In one slice, cut a third off of each apple, and you’re left with 3 portions of 2/3 an apple each
What’s bothering me is, mathematically that is the answer, but practically the apple is a non uniform shape so you cant really determine where a third of the apple truly is and it has seeds in the middle meaning two of the kieces will have seeds one the one getting the two cut off pieces won’t so its not truly shared equally.
“Equal” has a slightly different meaning in fair division problems. It doesn’t mean “the exact same quantity of matter”, so not being able to judge exactly 1/3 of the apple doesn’t super matter (though your seed problem can be solved by cutting diagonally through the apples rather than along one side), but rather, that each person gets a portion they value at least as much as the others; maybe some people are willing to take a smaller piece if it means they have no seeds, maybe some people are going to peel their piece so they care more about having the largest internal volume, maybe some people plan to plant the seeds and so they actually value them, maybe some people only care about having the biggest piece.
In practice, for three people this can take as few as 2 cuts or as many as 6; since there’s two apples and we can do 2 cuts with one stroke here, there is a fair division solution, but it only works if things go perfectly:
The first person cuts the apples into 3 shares they think are of equal value (perhaps they hate apple cores, so they cut one side off both as above)
The second person points out which share(s) they think are the best
The third person takes the share they consider to be most valuable
The second person takes the share they consider to be most valuable
The first person takes the remaining share, which, since they cut, they must consider equal to the other two.
If the second person doesn’t think at least two shares are of equal value, the problem becomes impossible to resolve without more knifeplay.
If anyone is interested, there’s this video by Up and Atom that neatly shows the complexity.
Or cut both of them in half and throw out half an apple.
Didn’t say all of the apple.
How do you do that in one slice?
Line the apples up next to each other, I guess. Sort of like taking a single slice through multiple carrots on the cutting board at once. Harder to do with apples given their shape, but I’d the knife is big enough, or you’re counting a slice as “single continuous motion” then it is probably valid.
I can’t think of any other physical solution that isn’t a joke, so this is the most probable puzzle solution. In a D&D setting I might require a slight of hand check with a very low DC to pull off the single slicing motion.
Lowest common denominator is 6… Or murder.
It can be done in 4 pieces. Whole numbers aren’t necessary for the pieces.
Align the two apples so they’re off center to one another. One has 2/3 on the outside to the left, 1/3 to the right, the other 2/3 to the outside to the right, 1/3 to the left.

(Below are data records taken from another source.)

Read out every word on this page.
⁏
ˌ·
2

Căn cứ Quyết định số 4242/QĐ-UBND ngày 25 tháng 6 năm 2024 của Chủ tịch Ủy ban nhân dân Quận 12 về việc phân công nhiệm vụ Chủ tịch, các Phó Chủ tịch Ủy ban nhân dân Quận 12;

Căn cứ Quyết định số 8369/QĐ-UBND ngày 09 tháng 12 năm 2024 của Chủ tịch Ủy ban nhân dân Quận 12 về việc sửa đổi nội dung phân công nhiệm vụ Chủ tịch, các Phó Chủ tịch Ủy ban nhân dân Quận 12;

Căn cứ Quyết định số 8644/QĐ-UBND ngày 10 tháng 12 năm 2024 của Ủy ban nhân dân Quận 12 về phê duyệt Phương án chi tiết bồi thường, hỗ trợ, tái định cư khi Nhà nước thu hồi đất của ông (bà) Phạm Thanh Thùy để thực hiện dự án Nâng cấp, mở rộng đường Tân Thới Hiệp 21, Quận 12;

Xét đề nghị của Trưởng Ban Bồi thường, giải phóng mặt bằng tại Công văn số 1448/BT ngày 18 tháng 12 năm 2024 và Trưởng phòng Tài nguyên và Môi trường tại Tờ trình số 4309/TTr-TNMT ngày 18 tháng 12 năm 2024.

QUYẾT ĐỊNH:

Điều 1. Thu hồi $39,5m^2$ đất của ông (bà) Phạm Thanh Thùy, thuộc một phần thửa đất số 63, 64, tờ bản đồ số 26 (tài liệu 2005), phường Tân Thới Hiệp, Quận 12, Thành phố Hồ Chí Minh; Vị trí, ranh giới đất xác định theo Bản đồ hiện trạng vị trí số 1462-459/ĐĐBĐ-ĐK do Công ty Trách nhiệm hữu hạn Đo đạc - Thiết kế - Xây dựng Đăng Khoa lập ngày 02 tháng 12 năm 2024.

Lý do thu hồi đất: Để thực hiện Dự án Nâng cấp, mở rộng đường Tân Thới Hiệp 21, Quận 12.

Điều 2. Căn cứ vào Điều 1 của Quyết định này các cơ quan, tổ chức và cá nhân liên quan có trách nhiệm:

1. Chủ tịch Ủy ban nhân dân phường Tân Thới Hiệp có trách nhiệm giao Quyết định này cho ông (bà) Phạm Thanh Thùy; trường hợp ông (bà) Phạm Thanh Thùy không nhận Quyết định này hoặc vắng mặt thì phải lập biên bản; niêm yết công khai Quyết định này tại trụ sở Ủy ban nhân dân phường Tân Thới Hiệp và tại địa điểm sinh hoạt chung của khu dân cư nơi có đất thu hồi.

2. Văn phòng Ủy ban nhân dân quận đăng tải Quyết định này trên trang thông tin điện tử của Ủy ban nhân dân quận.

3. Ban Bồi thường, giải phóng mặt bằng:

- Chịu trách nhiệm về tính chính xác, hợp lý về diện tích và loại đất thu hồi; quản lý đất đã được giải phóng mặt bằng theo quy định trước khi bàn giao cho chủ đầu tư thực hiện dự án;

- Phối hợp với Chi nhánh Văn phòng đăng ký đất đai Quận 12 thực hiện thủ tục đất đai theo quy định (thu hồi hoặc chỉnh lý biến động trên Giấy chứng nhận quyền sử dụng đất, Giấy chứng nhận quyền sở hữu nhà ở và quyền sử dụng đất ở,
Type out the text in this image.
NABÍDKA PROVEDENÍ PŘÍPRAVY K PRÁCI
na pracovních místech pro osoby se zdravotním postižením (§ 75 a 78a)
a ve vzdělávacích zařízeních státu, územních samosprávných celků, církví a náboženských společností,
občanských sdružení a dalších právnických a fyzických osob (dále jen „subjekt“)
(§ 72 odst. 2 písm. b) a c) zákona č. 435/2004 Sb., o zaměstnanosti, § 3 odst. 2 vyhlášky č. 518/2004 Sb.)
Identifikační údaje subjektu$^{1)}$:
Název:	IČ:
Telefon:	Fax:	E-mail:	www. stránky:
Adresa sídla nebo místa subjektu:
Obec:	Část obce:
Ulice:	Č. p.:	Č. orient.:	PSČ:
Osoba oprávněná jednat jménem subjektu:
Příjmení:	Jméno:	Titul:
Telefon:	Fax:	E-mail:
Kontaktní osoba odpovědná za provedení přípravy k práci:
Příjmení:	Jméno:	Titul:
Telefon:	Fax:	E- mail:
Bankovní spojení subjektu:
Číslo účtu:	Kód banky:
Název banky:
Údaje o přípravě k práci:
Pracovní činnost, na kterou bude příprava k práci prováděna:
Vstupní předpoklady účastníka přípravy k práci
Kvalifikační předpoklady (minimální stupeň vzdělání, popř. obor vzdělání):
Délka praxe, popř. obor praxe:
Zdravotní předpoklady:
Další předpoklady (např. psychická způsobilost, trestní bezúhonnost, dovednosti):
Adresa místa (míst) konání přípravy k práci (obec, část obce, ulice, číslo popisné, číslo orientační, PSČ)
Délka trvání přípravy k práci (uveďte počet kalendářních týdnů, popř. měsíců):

Bird’s eye view, the single line cutting both apples will leave us with the left 2/3 of the first apple and the right 2/3 of the second, and a third portions made of 2 thirds, or another 2/3 of an apple.
One cut, 2 apples, 3 equal portions.
Visualisation.
Easier:
(…|.)
(…|.)
Those are some weird looking titties
Get yo ass to Mars
I thought about this at first but then two people get the core as part of their portion and one doesn’t :(
What my group will do
Kill one person, yeah we are so dumb :D
With one stroke? Does your group only consist of level 1 wizards or is it some kind of legendary knife?